When it comes to a prescription, Patnaik is ironically arguing for policies that he associates with classical Fascism, namely welfarism and capital controls, albeit leavened by the sort of wealth taxes that those earlier Fascists (as much as contemporary neofascists) would have abhorred. His critique of neofascism is that it is incapable of reforming neoliberism in this way, but that simply raises the question as to whether it is really Fascist in any meaningful sense. I'm more inclined to think that what Patnaik defines as neofascism is merely one of the morbid symptoms of neoliberalism post-2008: a flirtation with ethnic exclusivity and a more authoritarian, interventionist style of government. This is intended to divert popular anger with the political and economic establishment and provide a semblance of social responsiveness after thirty years in which the state insisted that it was subject to the discipline of the market. Neoliberalism doesn't need neofascism, as Patnaik suggests, but liberals do like to imagine that by trying to return politics to a pre-2008 golden age they are resisting Fascism. I'm not sure whether the Marxist Patnaik is just employing their favoured rhetoric to convince them of the need for capital controls or whether he really has drunk the Kool-Aid. Either way, neofascism really isn't a useful term.

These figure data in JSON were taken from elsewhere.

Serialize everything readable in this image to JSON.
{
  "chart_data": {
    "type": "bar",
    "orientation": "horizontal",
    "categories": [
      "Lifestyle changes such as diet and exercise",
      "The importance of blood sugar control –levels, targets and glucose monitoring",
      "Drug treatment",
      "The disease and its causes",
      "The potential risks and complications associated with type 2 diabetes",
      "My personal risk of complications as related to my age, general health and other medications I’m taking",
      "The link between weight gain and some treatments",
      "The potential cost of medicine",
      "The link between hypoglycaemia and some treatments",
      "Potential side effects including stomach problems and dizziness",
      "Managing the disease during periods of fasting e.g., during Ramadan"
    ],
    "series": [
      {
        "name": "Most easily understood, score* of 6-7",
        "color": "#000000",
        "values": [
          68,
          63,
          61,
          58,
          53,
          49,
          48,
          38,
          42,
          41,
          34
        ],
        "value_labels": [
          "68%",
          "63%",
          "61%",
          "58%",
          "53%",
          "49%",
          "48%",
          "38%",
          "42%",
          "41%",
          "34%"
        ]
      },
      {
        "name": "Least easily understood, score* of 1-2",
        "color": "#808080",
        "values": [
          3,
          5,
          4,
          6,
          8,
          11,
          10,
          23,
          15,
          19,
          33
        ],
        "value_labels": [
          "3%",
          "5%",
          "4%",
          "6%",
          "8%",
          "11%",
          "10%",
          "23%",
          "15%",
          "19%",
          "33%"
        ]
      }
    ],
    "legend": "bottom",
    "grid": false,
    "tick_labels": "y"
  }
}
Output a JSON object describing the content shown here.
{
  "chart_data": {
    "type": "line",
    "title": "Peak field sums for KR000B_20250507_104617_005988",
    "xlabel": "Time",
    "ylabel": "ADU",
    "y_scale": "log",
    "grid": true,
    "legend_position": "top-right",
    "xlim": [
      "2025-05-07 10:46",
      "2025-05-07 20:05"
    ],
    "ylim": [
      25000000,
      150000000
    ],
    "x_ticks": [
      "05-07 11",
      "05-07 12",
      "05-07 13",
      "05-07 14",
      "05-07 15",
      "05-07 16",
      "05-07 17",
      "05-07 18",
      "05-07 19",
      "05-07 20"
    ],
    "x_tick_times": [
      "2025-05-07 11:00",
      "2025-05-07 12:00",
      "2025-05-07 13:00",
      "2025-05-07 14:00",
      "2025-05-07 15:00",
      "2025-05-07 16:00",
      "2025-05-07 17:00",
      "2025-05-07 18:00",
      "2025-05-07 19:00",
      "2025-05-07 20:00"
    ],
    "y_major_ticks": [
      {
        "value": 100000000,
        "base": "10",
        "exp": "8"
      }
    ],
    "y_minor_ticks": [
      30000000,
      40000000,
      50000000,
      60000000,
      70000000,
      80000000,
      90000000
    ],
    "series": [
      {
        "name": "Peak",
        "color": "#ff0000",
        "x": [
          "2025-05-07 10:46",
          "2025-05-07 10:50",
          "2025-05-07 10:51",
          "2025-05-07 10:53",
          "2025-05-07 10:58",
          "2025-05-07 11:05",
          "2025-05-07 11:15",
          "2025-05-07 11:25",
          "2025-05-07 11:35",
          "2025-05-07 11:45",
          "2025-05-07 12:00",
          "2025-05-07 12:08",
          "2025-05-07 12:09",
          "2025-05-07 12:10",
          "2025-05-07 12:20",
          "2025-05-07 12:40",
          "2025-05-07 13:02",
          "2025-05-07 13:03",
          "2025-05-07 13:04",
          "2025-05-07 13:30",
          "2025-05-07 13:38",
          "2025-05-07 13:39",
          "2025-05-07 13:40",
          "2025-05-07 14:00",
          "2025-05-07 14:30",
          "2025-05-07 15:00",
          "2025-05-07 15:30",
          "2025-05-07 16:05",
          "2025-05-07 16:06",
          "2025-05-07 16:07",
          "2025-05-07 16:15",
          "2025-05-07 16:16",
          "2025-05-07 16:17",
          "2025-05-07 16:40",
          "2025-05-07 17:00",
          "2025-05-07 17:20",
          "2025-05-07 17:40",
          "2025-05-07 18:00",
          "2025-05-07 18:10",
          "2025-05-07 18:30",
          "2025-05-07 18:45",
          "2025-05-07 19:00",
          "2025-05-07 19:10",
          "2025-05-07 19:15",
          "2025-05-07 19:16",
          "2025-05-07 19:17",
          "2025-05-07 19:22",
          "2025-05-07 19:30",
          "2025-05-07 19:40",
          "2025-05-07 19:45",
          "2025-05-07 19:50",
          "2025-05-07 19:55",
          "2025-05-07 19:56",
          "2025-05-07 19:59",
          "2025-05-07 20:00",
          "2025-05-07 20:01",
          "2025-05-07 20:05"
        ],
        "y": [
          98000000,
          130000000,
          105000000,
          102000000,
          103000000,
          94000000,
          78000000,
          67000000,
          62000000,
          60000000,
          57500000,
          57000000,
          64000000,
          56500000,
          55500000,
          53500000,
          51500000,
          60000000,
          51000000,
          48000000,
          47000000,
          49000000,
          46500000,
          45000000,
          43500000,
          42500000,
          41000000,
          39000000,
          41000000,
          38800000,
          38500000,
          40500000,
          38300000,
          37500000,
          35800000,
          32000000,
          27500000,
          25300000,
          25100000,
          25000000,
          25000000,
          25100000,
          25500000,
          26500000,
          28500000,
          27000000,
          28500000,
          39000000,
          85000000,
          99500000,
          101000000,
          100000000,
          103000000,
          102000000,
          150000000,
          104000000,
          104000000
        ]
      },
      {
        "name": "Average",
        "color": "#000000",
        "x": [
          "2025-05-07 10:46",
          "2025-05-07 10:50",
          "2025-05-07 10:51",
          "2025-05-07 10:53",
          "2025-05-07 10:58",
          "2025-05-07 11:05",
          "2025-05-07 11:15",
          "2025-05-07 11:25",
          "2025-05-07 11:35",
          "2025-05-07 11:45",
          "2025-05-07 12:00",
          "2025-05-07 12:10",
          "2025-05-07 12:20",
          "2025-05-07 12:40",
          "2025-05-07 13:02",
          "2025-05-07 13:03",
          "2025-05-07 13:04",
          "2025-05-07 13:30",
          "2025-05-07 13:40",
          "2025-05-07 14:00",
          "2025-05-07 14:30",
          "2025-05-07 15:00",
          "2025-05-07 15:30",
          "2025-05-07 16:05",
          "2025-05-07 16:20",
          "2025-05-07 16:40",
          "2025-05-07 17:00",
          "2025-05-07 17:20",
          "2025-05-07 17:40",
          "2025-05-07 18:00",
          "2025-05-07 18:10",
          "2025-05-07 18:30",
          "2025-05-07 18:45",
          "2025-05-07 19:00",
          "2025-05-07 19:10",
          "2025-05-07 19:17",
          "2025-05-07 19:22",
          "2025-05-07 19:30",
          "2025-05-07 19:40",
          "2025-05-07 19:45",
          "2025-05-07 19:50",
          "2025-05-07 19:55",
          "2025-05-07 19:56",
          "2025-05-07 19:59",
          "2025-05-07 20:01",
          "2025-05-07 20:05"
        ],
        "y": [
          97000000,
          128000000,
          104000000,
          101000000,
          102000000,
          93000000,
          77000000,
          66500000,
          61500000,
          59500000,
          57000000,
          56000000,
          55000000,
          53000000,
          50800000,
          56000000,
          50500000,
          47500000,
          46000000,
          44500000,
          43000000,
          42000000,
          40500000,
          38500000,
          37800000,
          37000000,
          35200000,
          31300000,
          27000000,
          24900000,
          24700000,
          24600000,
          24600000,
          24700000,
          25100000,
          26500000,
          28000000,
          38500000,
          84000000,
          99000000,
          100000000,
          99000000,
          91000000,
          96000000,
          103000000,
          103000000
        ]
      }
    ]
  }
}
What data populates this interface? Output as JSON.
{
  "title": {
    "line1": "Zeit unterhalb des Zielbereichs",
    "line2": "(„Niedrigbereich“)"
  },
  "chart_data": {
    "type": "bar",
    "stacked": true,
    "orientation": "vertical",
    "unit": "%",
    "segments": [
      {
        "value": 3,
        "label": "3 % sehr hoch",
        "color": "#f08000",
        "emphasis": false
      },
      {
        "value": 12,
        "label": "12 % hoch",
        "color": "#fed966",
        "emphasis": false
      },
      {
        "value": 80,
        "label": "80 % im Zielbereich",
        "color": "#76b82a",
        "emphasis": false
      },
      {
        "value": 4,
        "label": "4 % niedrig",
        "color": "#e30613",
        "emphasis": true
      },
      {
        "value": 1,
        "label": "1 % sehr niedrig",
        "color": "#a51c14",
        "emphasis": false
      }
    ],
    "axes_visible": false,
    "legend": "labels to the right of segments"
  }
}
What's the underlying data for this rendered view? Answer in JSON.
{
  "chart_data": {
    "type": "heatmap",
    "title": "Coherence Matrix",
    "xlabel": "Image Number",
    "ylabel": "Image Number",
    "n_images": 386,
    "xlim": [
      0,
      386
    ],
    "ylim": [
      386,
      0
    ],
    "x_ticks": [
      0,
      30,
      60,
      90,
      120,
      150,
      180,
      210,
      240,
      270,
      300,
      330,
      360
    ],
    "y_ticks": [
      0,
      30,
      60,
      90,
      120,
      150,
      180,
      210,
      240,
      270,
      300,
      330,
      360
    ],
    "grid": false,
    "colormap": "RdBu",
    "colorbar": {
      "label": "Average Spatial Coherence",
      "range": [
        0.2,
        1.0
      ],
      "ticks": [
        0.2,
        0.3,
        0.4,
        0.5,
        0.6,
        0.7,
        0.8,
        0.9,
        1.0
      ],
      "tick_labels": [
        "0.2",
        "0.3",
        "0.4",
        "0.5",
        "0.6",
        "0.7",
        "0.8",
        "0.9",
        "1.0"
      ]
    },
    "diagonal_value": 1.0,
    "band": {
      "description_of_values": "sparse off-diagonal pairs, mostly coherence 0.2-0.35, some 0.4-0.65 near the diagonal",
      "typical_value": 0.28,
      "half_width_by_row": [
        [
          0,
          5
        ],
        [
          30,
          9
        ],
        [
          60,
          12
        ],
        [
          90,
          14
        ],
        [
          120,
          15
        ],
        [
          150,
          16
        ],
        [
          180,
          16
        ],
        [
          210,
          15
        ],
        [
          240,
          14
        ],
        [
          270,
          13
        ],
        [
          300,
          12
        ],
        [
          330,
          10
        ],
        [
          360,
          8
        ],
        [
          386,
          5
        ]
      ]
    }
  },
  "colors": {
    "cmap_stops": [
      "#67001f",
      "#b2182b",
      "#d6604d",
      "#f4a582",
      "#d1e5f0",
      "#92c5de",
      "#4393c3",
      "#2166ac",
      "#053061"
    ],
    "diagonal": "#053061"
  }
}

I broadly agree with the arguments here, but there is an element of the historical fascism in neoliberalism, and it is that the "neo" in "noeliberalism" is not just about a second coming after a period of socialdemocracy, but in its main difference with gladstonian liberalism, that it is "impure" liberalism, because neoliberal policies exempt from liberalism the vested interests of "petit bourgeois" incumbent rentiers, though policies like "triple lock" for fixed income and the zealous pumping up of housing cost inflation, plus pandering to middle class values like security and order (see New Labour's authoritarianism as in Straw and Blunkett).
ReplyDeleteThe politics of neoliberalism therefore involve an alliance of the upper class and the middle class like in historical fascism, creating a tendency to authoritarianism. But not all those alliances are fascist: repression is a characteristic of fascism, but does not by itself make fascism. A democracy can well be authoritarian too.